Fear. Fear is another major factor hiding behind anxiety and depression. The person may have specific fears or a generalized sense of fearing life. Fear is a state of mind. It’s not a character flaw and it’s not sign of weakness. It has to do with a certain way of thinking, that the person sees more obstacles and problems than solutions. When that happens, the person freezes into place, like the rabbit caught in the high-beam lights in the middle of the dark night. Fear prevents us from planning and executing change. Fear is like a chain that keeps us tied down to a reality we don’t like. The more we fear our fear, the more anxious and depressed we get.
Being Overwhelmed or Emotionally Burned-Out. If you are under a lot of stress for a prolonged period of time, trying to keep afloat and do all that you need to do, you reach a point when you can’t take it any longer. The sense of being overwhelmed occurs when you feel that you tackled two problems, for example, and in their place appeared four brand new problems. You are overwhelmed when you feel the situation is out of control and that no matter what you do it’s like trying to fill a bottomless bucket with a teaspoon. If you continue on this mode for a while, then you develop burn-out syndrome or compassionate fatigue, where you can no longer take anything and you shut down emotionally.
Negative thinking patterns. Aaron Beck, one of the founders of Cognitive-Behavioral Therapy, delineated the types of negative thinking that are disruptive and harmful. The “All-or-Nothing” type of thinking as in “I have to do it perfectly or I might as well not do it all,” doesn’t allow the person the freedom to start working on something and see gradual progress. Constantly Focusing on the Negative is another destructive thinking pattern, while Catastrophizing, as the name suggests, is all about seeing negative scenarios and waiting for doomsday. People who think this way tend to get stuck and frustrated, as they see no way out of their situation.
Learned helplessness. If you were raised to believe that there isn’t much you can do and always expect someone else to step in and help you out, then you are in a rough position. There are many scientific studies showing that individuals who feel that they have no control over their situation, that no matter what they do they can’t change things finally give up, withdraw and feel anxious and depressed.
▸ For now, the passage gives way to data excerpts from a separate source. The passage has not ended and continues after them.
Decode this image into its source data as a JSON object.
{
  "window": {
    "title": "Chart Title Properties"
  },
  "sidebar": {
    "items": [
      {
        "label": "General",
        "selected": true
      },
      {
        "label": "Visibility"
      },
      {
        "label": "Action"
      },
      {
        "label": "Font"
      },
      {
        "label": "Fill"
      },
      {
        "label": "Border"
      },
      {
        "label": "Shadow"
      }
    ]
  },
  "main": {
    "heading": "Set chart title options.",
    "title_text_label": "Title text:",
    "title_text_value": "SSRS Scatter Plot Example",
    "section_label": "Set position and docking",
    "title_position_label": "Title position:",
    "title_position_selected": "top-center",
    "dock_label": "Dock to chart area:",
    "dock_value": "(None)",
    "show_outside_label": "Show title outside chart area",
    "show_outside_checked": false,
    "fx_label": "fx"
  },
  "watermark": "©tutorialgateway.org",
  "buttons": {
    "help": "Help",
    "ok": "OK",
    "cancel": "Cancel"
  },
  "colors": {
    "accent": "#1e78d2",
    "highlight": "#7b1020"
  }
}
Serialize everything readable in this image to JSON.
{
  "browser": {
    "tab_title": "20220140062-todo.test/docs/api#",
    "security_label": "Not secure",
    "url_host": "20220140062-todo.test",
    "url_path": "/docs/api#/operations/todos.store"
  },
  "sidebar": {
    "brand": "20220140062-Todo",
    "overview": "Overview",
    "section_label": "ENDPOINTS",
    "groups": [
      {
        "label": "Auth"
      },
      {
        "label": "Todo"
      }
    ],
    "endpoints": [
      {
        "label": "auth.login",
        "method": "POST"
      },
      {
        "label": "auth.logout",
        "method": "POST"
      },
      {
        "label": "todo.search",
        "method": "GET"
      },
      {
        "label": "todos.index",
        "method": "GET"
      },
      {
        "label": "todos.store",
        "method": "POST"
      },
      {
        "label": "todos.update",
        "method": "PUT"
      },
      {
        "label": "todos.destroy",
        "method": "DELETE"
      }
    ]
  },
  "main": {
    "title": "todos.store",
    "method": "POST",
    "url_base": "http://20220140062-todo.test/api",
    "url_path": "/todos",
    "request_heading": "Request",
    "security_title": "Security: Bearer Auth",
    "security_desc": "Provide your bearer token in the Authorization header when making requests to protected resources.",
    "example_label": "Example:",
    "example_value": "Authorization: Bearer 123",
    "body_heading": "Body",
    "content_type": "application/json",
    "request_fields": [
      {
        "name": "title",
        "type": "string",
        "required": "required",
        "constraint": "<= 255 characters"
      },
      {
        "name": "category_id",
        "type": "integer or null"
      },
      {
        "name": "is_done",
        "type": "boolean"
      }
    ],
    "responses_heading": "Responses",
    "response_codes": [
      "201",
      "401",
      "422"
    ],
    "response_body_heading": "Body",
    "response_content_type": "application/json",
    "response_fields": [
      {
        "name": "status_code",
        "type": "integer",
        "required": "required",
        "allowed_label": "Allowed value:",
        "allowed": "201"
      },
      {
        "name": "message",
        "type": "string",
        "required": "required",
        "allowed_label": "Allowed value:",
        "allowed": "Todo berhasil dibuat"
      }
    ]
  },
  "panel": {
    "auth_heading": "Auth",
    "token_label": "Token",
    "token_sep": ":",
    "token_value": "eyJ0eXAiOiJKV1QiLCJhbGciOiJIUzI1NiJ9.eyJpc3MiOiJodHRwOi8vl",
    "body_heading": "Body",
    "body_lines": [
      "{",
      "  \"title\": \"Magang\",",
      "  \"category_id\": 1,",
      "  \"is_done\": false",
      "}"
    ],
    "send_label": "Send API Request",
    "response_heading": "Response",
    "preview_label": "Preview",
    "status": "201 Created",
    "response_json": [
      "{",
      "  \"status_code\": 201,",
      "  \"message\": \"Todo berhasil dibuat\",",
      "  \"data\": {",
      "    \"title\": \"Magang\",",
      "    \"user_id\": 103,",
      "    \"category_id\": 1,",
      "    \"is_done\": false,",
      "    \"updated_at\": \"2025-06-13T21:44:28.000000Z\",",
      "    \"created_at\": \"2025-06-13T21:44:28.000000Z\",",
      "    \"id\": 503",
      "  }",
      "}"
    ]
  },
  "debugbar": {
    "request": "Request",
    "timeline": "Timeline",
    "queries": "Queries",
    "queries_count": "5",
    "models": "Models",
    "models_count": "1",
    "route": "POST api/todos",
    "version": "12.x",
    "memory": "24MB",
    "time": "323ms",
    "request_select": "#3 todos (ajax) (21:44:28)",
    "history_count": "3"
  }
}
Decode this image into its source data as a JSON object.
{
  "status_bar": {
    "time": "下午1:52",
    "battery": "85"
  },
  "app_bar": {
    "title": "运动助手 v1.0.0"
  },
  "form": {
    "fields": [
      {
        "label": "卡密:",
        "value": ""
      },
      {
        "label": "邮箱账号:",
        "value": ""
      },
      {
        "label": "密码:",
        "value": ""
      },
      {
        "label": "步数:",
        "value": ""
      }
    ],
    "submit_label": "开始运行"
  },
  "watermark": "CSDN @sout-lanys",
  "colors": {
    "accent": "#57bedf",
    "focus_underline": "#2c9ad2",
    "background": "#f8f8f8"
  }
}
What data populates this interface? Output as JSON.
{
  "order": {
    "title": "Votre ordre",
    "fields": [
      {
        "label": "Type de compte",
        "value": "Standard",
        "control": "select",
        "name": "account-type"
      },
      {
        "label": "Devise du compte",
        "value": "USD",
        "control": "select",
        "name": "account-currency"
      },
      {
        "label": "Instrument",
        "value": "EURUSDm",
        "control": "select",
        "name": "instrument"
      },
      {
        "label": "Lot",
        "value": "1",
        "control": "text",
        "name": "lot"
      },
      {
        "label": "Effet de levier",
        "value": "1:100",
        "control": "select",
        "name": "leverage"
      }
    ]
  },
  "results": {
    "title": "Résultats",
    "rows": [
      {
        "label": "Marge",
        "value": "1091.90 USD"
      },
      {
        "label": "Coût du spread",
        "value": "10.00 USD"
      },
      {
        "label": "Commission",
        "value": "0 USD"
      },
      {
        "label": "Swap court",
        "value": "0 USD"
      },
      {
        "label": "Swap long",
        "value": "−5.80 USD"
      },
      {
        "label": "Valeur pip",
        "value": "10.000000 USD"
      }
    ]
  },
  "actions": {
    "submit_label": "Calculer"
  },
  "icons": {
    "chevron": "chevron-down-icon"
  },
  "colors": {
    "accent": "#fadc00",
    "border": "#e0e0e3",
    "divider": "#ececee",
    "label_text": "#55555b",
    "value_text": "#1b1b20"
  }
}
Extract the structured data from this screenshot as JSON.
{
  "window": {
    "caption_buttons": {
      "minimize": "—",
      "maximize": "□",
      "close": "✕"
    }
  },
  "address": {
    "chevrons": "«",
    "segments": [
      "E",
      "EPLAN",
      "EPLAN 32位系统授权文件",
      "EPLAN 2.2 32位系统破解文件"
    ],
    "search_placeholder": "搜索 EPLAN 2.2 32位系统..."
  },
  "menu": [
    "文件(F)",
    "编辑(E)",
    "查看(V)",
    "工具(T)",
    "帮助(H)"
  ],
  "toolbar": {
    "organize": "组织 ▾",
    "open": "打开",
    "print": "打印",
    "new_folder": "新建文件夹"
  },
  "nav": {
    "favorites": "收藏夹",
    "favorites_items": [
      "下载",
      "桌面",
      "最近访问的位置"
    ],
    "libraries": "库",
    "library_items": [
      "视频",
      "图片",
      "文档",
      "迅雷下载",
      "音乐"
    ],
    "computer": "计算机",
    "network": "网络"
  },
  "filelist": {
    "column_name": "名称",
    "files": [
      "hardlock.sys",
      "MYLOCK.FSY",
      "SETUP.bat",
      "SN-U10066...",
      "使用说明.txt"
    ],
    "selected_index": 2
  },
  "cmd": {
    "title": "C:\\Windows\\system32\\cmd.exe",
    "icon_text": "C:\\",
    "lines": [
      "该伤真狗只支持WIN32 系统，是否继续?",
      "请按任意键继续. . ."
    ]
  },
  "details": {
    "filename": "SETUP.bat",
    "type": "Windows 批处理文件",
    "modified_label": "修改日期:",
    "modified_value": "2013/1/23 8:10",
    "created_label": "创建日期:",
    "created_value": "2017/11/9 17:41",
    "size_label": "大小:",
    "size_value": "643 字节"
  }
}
Hopelessness. People who are in a rough psychological state often feel that tomorrow is going to be one of the same, that nothing will ever change and that they are doomed in this unbearable situation. When people lose hope for the better, they tend to stop fighting or attempting to get it. They just give up and become stuck in more anxiety and depression.
I am not suggesting that it’s easy to get out of a stressed-out, anxious, or depressed phase in your life. You may need medication and psychotherapy. You may choose to try different routes to regaining yourself and life. By considering the themes that I described here you can start cultivating a sense of empowerment, a sense that not all hope is lost. In fact, there is hope, plenty of it, but it’s like a little spark in the darkness, that you need to protect in with your cupped hands and allow it to illuminate your life. I am not suggesting that somehow it’s your fault that you are in the rough situation you are. I am suggesting that you are not alone, you are not weak, you are not doomed, you are not stigmatized. You are a wonderful person going through hardships. Give yourself at least that. Allow yourself to believe that there is hope, that there is a better tomorrow.